Pro is $44.99 once · 30-day refund promise · No subscription

Frequently asked questions

Is Microsoft Word available as a one-time purchase in 2026?

Yes — Microsoft still sells a standalone Word license (around $179.99) for a one-time payment. But the newest AI features, Copilot above all, are steered toward the Microsoft 365 subscription rather than the buy-once license.

What is the cheapest word processor you can buy once?

The cheapest is free: LibreOffice Writer is open-source and costs nothing forever. Among paid buy-once options, WriteHive Pro at $44.99 one-time is among the lowest — and it's the only one here with built-in AI writing skills and wireless LAN document sharing.

Do any buy-once word processors include AI writing help?

Most don't — AI is usually where vendors add a subscription.

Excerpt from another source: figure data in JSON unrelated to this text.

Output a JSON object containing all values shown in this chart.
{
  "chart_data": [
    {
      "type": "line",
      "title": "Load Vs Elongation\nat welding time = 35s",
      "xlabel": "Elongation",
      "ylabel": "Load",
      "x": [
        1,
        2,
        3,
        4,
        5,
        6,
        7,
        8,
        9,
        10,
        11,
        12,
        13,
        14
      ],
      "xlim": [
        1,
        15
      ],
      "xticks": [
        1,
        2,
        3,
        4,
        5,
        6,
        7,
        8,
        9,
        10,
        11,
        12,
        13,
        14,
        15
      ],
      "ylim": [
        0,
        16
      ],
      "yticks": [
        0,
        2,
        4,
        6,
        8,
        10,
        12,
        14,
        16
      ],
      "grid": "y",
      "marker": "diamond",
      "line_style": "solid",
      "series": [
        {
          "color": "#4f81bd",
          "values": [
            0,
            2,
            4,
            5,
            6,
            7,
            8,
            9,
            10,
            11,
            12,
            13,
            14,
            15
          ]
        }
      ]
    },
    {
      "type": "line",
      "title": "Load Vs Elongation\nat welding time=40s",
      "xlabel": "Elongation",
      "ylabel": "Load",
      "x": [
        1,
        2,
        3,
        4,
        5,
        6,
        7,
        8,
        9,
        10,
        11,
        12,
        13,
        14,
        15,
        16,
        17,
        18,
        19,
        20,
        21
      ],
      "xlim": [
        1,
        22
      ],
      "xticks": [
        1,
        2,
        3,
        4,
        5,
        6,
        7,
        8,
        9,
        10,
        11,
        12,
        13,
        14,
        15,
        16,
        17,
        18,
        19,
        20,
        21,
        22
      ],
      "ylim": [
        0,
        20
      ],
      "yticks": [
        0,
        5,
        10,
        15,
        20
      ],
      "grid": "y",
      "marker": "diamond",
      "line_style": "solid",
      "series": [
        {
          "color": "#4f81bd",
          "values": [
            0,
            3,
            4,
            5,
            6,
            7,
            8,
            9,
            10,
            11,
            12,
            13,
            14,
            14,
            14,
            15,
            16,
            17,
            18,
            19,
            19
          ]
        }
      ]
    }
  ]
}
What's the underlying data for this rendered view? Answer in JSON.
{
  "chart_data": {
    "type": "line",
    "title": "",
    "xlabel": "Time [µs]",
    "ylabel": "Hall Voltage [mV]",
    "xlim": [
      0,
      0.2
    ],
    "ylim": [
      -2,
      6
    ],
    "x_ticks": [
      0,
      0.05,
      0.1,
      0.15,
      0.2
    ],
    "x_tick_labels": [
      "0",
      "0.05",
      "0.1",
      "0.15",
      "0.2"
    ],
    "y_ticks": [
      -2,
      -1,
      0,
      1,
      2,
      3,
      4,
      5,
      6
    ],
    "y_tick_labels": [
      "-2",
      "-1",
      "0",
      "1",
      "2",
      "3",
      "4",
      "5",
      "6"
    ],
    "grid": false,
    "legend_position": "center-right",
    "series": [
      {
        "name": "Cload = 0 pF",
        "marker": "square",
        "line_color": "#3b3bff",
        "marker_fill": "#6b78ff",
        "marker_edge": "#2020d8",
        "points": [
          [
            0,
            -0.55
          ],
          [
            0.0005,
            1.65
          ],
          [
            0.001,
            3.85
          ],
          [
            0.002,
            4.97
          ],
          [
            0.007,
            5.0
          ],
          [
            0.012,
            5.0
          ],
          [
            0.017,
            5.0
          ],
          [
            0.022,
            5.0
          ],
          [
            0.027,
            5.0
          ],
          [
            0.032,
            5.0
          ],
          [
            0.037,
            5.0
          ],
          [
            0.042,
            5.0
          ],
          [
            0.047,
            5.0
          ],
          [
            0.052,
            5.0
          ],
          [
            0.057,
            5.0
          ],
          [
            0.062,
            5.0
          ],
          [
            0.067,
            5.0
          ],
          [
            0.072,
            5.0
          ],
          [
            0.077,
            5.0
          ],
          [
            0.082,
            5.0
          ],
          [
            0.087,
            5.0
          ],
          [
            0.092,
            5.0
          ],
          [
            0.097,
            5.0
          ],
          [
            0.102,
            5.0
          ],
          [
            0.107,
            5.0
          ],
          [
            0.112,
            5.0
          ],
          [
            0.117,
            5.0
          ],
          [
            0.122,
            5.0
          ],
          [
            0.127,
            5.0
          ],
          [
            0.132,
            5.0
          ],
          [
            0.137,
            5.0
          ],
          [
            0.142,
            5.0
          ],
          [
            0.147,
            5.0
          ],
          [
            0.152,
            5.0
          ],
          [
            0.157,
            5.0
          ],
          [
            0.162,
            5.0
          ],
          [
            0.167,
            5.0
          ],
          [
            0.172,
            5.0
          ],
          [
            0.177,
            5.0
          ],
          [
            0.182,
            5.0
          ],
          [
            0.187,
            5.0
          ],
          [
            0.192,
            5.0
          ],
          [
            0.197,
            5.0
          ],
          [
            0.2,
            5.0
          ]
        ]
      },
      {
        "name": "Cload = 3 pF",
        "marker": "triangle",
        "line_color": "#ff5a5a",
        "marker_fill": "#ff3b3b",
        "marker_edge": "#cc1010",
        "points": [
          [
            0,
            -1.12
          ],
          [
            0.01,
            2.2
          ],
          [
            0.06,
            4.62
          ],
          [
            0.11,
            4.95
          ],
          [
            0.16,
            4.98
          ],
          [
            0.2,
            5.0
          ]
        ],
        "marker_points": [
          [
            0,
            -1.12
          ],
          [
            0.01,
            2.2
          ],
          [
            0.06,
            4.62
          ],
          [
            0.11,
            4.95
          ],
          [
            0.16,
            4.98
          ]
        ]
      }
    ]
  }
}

WriteHive is the exception: its 12 AI skills run on Claude through your own Anthropic API key, sent directly from your browser, with no monthly AI fee and no markup.

Why did so many word processors move to subscriptions?

Recurring revenue is more predictable for vendors, and cloud sync plus AI give them an ongoing cost to attach a monthly price to. The buy-once model still exists — you increasingly just have to look for it, which is why a list like this is useful.